In reply to Stampie (FS) :
Agreed, but to assume it was done for no good reason, bolt it back together sans washers and find out that there might have been a reason wont make you smart.
I do a lot of dumb things in hopes of getting away with it, but there is always a reason.
I would want new parts at this point just to start fresh.
What does the flywheel look like?
Pete. (l33t FS) said:
That still doesn't explain it to me, because the hydraulics should auto adjust for any difference in pressure plate finger distance. The only thing it should do is reduce the clamping force of the pressure plate.
I mean, MAAAYBE the cosine (sine?) difference is enough to change the motion ratio enough that the clutch disengages faster?
If it wasn't a 9000rpm grenade aimed at my feet, I'd try it.
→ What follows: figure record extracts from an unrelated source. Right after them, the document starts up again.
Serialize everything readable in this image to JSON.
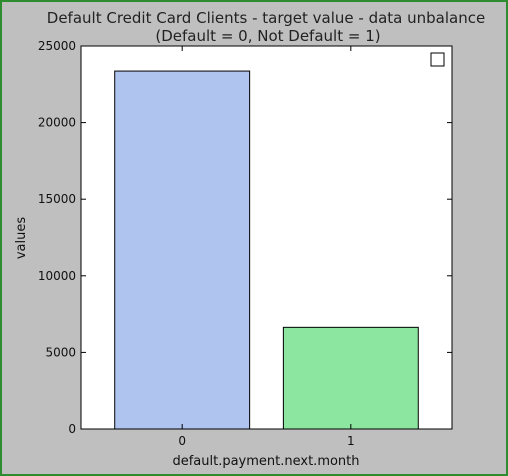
{
  "chart_data": {
    "type": "bar",
    "title_line1": "Default Credit Card Clients - target value - data unbalance",
    "title_line2": "(Default = 0, Not Default = 1)",
    "xlabel": "default.payment.next.month",
    "ylabel": "values",
    "categories": [
      "0",
      "1"
    ],
    "values": [
      23364,
      6636
    ],
    "colors": [
      "#b0c4f0",
      "#8de6a0"
    ],
    "ylim": [
      0,
      25000
    ],
    "yticks": [
      "0",
      "5000",
      "10000",
      "15000",
      "20000",
      "25000"
    ],
    "ytick_values": [
      0,
      5000,
      10000,
      15000,
      20000,
      25000
    ],
    "grid": false,
    "legend": "top-right"
  }
}
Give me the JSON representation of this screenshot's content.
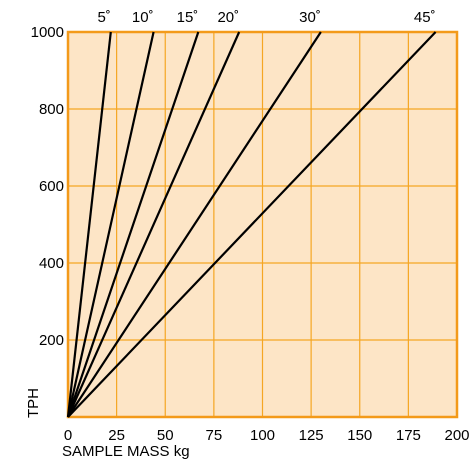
{
  "chart_data": {
    "type": "line",
    "title": "",
    "xlabel": "SAMPLE MASS kg",
    "ylabel": "TPH",
    "xlim": [
      0,
      200
    ],
    "ylim": [
      0,
      1000
    ],
    "x_ticks": [
      0,
      25,
      50,
      75,
      100,
      125,
      150,
      175,
      200
    ],
    "y_ticks": [
      200,
      400,
      600,
      800,
      1000
    ],
    "grid": true,
    "series": [
      {
        "name": "5˚",
        "x": [
          0,
          22
        ],
        "y": [
          0,
          1000
        ]
      },
      {
        "name": "10˚",
        "x": [
          0,
          44
        ],
        "y": [
          0,
          1000
        ]
      },
      {
        "name": "15˚",
        "x": [
          0,
          67
        ],
        "y": [
          0,
          1000
        ]
      },
      {
        "name": "20˚",
        "x": [
          0,
          88
        ],
        "y": [
          0,
          1000
        ]
      },
      {
        "name": "30˚",
        "x": [
          0,
          130
        ],
        "y": [
          0,
          1000
        ]
      },
      {
        "name": "45˚",
        "x": [
          0,
          189
        ],
        "y": [
          0,
          1000
        ]
      }
    ],
    "colors": {
      "plot_background": "#fde5c6",
      "grid": "#f5a623",
      "frame": "#f39a1a",
      "lines": "#000000"
    }
  }
}
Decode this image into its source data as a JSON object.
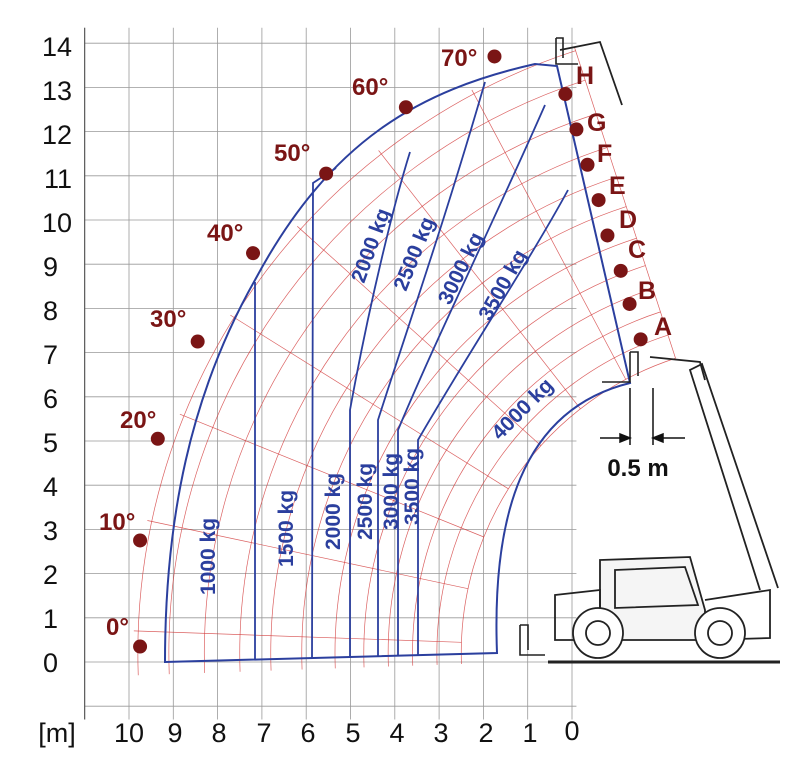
{
  "colors": {
    "grid": "#999999",
    "arc": "#d23a3a",
    "boundary": "#2b3f9e",
    "label": "#7a1515",
    "text": "#111111"
  },
  "axes": {
    "unit_label": "[m]",
    "x_ticks": [
      "10",
      "9",
      "8",
      "7",
      "6",
      "5",
      "4",
      "3",
      "2",
      "1",
      "0"
    ],
    "y_ticks": [
      "0",
      "1",
      "2",
      "3",
      "4",
      "5",
      "6",
      "7",
      "8",
      "9",
      "10",
      "11",
      "12",
      "13",
      "14"
    ]
  },
  "angles": [
    {
      "label": "0°",
      "x": 9.75,
      "y": 0.35
    },
    {
      "label": "10°",
      "x": 9.75,
      "y": 2.75
    },
    {
      "label": "20°",
      "x": 9.35,
      "y": 5.05
    },
    {
      "label": "30°",
      "x": 8.45,
      "y": 7.25
    },
    {
      "label": "40°",
      "x": 7.2,
      "y": 9.25
    },
    {
      "label": "50°",
      "x": 5.55,
      "y": 11.05
    },
    {
      "label": "60°",
      "x": 3.75,
      "y": 12.55
    },
    {
      "label": "70°",
      "x": 1.75,
      "y": 13.7
    }
  ],
  "extensions": [
    {
      "label": "A",
      "x": -1.55,
      "y": 7.3
    },
    {
      "label": "B",
      "x": -1.3,
      "y": 8.1
    },
    {
      "label": "C",
      "x": -1.1,
      "y": 8.85
    },
    {
      "label": "D",
      "x": -0.8,
      "y": 9.65
    },
    {
      "label": "E",
      "x": -0.6,
      "y": 10.45
    },
    {
      "label": "F",
      "x": -0.35,
      "y": 11.25
    },
    {
      "label": "G",
      "x": -0.1,
      "y": 12.05
    },
    {
      "label": "H",
      "x": 0.15,
      "y": 12.85
    }
  ],
  "load_zones": [
    "1000 kg",
    "1500 kg",
    "2000 kg",
    "2500 kg",
    "3000 kg",
    "3500 kg",
    "2000 kg",
    "2500 kg",
    "3000 kg",
    "3500 kg",
    "4000 kg"
  ],
  "dimension": "0.5 m"
}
I prefer a clutch that disengages quick and high up.
Maybe it hit the limit of adjustment of the hydraulics. Whatever the reason, it's hilarious. You're not going to guess that one ahead of time. This is why some of the questions I ask when troubleshooting seem really basic and ridiculous, after 20 years or so you have learned that maybe today is the day something really random happens.
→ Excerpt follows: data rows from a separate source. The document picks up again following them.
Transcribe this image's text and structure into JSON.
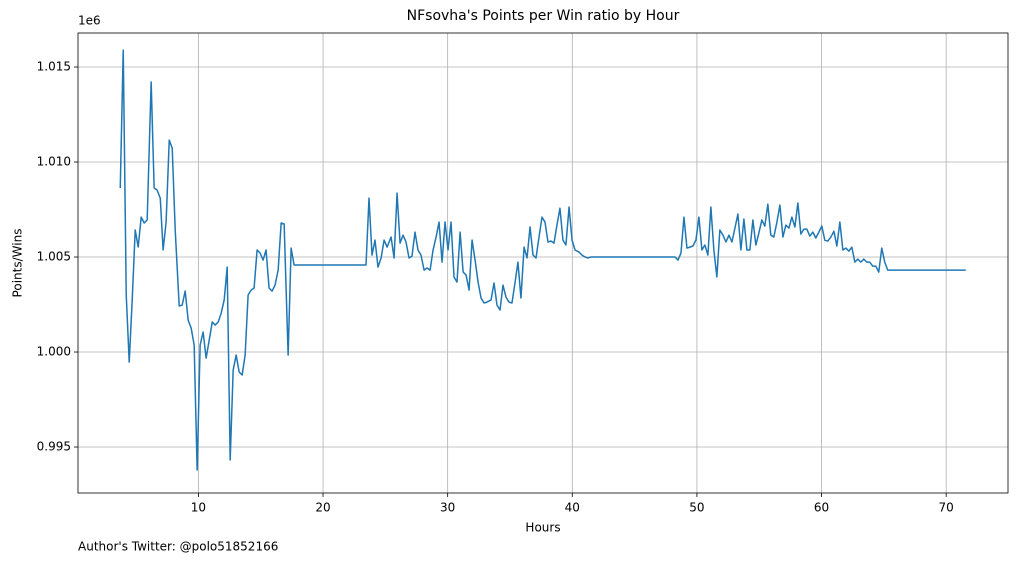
{
  "chart_data": {
    "type": "line",
    "title": "NFsovha's Points per Win ratio by Hour",
    "xlabel": "Hours",
    "ylabel": "Points/Wins",
    "y_offset_label": "1e6",
    "annotation": "Author's Twitter: @polo51852166",
    "grid": true,
    "xlim": [
      0.34,
      74.96
    ],
    "ylim": [
      992580,
      1016790
    ],
    "xticks": [
      10,
      20,
      30,
      40,
      50,
      60,
      70
    ],
    "yticks": [
      {
        "value": 995000,
        "label": "0.995"
      },
      {
        "value": 1000000,
        "label": "1.000"
      },
      {
        "value": 1005000,
        "label": "1.005"
      },
      {
        "value": 1010000,
        "label": "1.010"
      },
      {
        "value": 1015000,
        "label": "1.015"
      }
    ],
    "x": [
      3.73,
      3.97,
      4.21,
      4.45,
      4.69,
      4.93,
      5.17,
      5.41,
      5.65,
      5.89,
      6.21,
      6.45,
      6.69,
      6.94,
      7.17,
      7.41,
      7.66,
      7.9,
      8.14,
      8.46,
      8.7,
      8.94,
      9.18,
      9.42,
      9.66,
      9.9,
      10.14,
      10.38,
      10.62,
      10.87,
      11.11,
      11.35,
      11.59,
      11.83,
      12.07,
      12.31,
      12.55,
      12.79,
      13.03,
      13.27,
      13.51,
      13.75,
      13.99,
      14.23,
      14.47,
      14.71,
      14.95,
      15.19,
      15.43,
      15.67,
      15.91,
      16.15,
      16.4,
      16.64,
      16.88,
      17.2,
      17.44,
      17.68,
      23.45,
      23.69,
      23.93,
      24.17,
      24.41,
      24.66,
      24.9,
      25.14,
      25.46,
      25.7,
      25.94,
      26.18,
      26.42,
      26.66,
      26.9,
      27.14,
      27.38,
      27.62,
      27.86,
      28.11,
      28.35,
      28.59,
      28.83,
      29.07,
      29.31,
      29.55,
      29.79,
      30.03,
      30.27,
      30.51,
      30.75,
      31.0,
      31.24,
      31.48,
      31.72,
      31.96,
      32.2,
      32.44,
      32.68,
      32.92,
      33.16,
      33.48,
      33.72,
      33.96,
      34.2,
      34.44,
      34.68,
      34.92,
      35.16,
      35.4,
      35.64,
      35.88,
      36.13,
      36.37,
      36.61,
      36.85,
      37.09,
      37.33,
      37.57,
      37.81,
      38.05,
      38.29,
      38.53,
      38.77,
      39.01,
      39.25,
      39.49,
      39.74,
      39.98,
      40.22,
      40.54,
      40.78,
      41.02,
      41.26,
      41.5,
      48.24,
      48.48,
      48.72,
      48.96,
      49.2,
      49.44,
      49.68,
      49.92,
      50.16,
      50.4,
      50.64,
      50.88,
      51.12,
      51.36,
      51.6,
      51.84,
      52.09,
      52.33,
      52.57,
      52.81,
      53.05,
      53.29,
      53.53,
      53.77,
      54.01,
      54.25,
      54.49,
      54.73,
      54.97,
      55.21,
      55.45,
      55.69,
      55.93,
      56.17,
      56.42,
      56.66,
      56.9,
      57.14,
      57.38,
      57.62,
      57.86,
      58.1,
      58.34,
      58.58,
      58.82,
      59.06,
      59.3,
      59.54,
      59.78,
      60.02,
      60.26,
      60.5,
      60.75,
      60.99,
      61.23,
      61.47,
      61.71,
      61.95,
      62.19,
      62.43,
      62.67,
      62.91,
      63.15,
      63.39,
      63.63,
      63.87,
      64.11,
      64.35,
      64.59,
      64.83,
      65.07,
      65.31,
      71.57
    ],
    "series": [
      {
        "name": "Points/Wins",
        "color": "#1f77b4",
        "values": [
          1008630,
          1015890,
          1003000,
          999470,
          1002740,
          1006420,
          1005530,
          1007100,
          1006790,
          1006950,
          1014210,
          1008630,
          1008520,
          1008100,
          1005370,
          1006840,
          1011150,
          1010730,
          1006420,
          1002420,
          1002470,
          1003210,
          1001680,
          1001260,
          1000370,
          993790,
          1000370,
          1001050,
          999680,
          1000630,
          1001580,
          1001420,
          1001580,
          1002050,
          1002740,
          1004470,
          994320,
          999050,
          999840,
          998950,
          998790,
          999840,
          1003000,
          1003260,
          1003370,
          1005370,
          1005210,
          1004840,
          1005370,
          1003370,
          1003210,
          1003520,
          1004310,
          1006790,
          1006740,
          999840,
          1005470,
          1004580,
          1004580,
          1008100,
          1005100,
          1005890,
          1004470,
          1004950,
          1005890,
          1005520,
          1006050,
          1004950,
          1008360,
          1005730,
          1006150,
          1005790,
          1004950,
          1005050,
          1006310,
          1005370,
          1005100,
          1004310,
          1004420,
          1004310,
          1005370,
          1006050,
          1006840,
          1004730,
          1006840,
          1005370,
          1006840,
          1003950,
          1003680,
          1006310,
          1004210,
          1004050,
          1003260,
          1005890,
          1004840,
          1003680,
          1002840,
          1002580,
          1002630,
          1002740,
          1003630,
          1002470,
          1002210,
          1003520,
          1002890,
          1002630,
          1002580,
          1003630,
          1004730,
          1002840,
          1005520,
          1004950,
          1006580,
          1005100,
          1004950,
          1006050,
          1007100,
          1006840,
          1005790,
          1005840,
          1005730,
          1006680,
          1007570,
          1005890,
          1005630,
          1007630,
          1005890,
          1005370,
          1005260,
          1005100,
          1005000,
          1004950,
          1005000,
          1005000,
          1004840,
          1005210,
          1007100,
          1005470,
          1005520,
          1005580,
          1005890,
          1007100,
          1005370,
          1005630,
          1005100,
          1007630,
          1005370,
          1003950,
          1006420,
          1006150,
          1005790,
          1006150,
          1005790,
          1006520,
          1007260,
          1005370,
          1007000,
          1005370,
          1005370,
          1006950,
          1005630,
          1006260,
          1006950,
          1006630,
          1007780,
          1006150,
          1006050,
          1006840,
          1007730,
          1006050,
          1006680,
          1006520,
          1007100,
          1006580,
          1007840,
          1006210,
          1006470,
          1006470,
          1006100,
          1006310,
          1006000,
          1006310,
          1006630,
          1005890,
          1005840,
          1006050,
          1006360,
          1005580,
          1006840,
          1005370,
          1005470,
          1005310,
          1005520,
          1004730,
          1004890,
          1004730,
          1004890,
          1004730,
          1004730,
          1004520,
          1004520,
          1004210,
          1005470,
          1004730,
          1004310,
          1004310
        ]
      }
    ]
  }
}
If you want a high, fast disengagement I'd be messing with either pedal ratios or MC sizes.
Hmm, yeah.... maybe it was always partially disengaged but not slipping enough to notice (the grabbiness may have helped here) so depressing the clutch pedal was just disengaging it the rest of the way?
Maybe it was grabby because the friction disc was pre-heated :)
That is a new one for me.
So I had to take a break for lunch, but I was also really curious whether the numbers and such would match up for a Miatas application..
I can't find them anywhere online? I mean, when was the last time google's and bing's result pages were actually blank for you?
It's a "PHT" clutch and PP. Disc #s D80117 & 3510. So I'm at a loss there.
I can tell you it lines up with the new excedy stuff I got for it:
And, shockingly enough, the PP fingers seems to have excessive wear!
The flywheel itself is fairly worn, minor inside to outside rippling, with minor overheating cracks on the surface.
I've joked that on the fully caged car, it's easier to replace the clutch than adjust the pedal, but it was a joke!
Oh, and yeah, I've got a new flywheel, excedy clutch kit, rear main seal, shifter rebuild, and fluid while I'm in there, so, it's really just an enigma. New stuff is going in.